The Era of Self-Administration of Biopharmaceuticals

Cherry Auditorium, Kirk Hall

Since the FDA approved the first recombinant DNA product in the early 1980s, biomolecules (e.g., peptides, proteins, DNA, and vaccines) have created new therapeutic areas, which were not possible with traditional small molecule drugs. The number of biopharmaceuticals reaching the clinic has increased exponentially over the past two decades and still more biopharmaceuticals are expected to enter the market in the near future. In contrast to small molecule drugs, biopharmaceuticals cannot be administered by pills and tablets because they are degraded significantly in the stomach and intestine, are not easily absorbed through the mucus membrane of the intestine, and if they enter system circulation they are then degraded further by the liver. For these reasons, biopharmaceuticals are administered mostly by hypodermic injection to ensure high bioavailability; however, injections have low patient compliance due to fear of pain and the necessity of training or medical personnel to administer the injections and to safely dispose of the sharp biohazardous needles.

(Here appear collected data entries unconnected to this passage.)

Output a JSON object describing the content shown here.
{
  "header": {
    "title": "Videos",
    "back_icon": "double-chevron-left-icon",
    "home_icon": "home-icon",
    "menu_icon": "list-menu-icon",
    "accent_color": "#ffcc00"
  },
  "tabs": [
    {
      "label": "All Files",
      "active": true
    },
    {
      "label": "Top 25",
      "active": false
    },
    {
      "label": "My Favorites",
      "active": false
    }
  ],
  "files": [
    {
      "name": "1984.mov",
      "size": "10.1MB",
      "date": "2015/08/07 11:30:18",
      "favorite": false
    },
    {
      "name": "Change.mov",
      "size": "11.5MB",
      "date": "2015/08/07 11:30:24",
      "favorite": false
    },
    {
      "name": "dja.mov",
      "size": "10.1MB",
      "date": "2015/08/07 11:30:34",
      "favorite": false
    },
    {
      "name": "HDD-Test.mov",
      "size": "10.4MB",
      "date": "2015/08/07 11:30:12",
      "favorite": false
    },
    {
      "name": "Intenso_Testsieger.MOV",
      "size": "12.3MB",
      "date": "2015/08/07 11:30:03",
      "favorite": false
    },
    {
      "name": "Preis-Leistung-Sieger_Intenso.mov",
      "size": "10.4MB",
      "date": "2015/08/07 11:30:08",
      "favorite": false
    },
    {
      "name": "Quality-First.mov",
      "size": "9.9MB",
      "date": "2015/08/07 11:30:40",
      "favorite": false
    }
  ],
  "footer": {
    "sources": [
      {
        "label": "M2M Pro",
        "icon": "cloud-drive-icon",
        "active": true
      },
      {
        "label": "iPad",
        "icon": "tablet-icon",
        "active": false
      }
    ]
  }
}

Two innovative transdermal delivery methods, microsecond thermal skin ablation and dissolving microneedle patches, were designed to enable patients to more simply administer biopharmaceuticals without using hypodermic needles. Microsecond thermal skin ablation selectively and superficially removes the skin barrier without deeper tissue damage; thereby, enhancing the permeability of skin to large biomolecules by up to 1,000-fold. Dissolving microneedle patches encapsulate biomolecules, preserve their activity, and enable them to be delivered into systemic circulation in a minimally invasive way. In conclusion, these technologies are expected to enable medications to be self-administered by the patient, resulting in comparable bioavailability and/or therapeutic efficacy to injection by needle and syringe.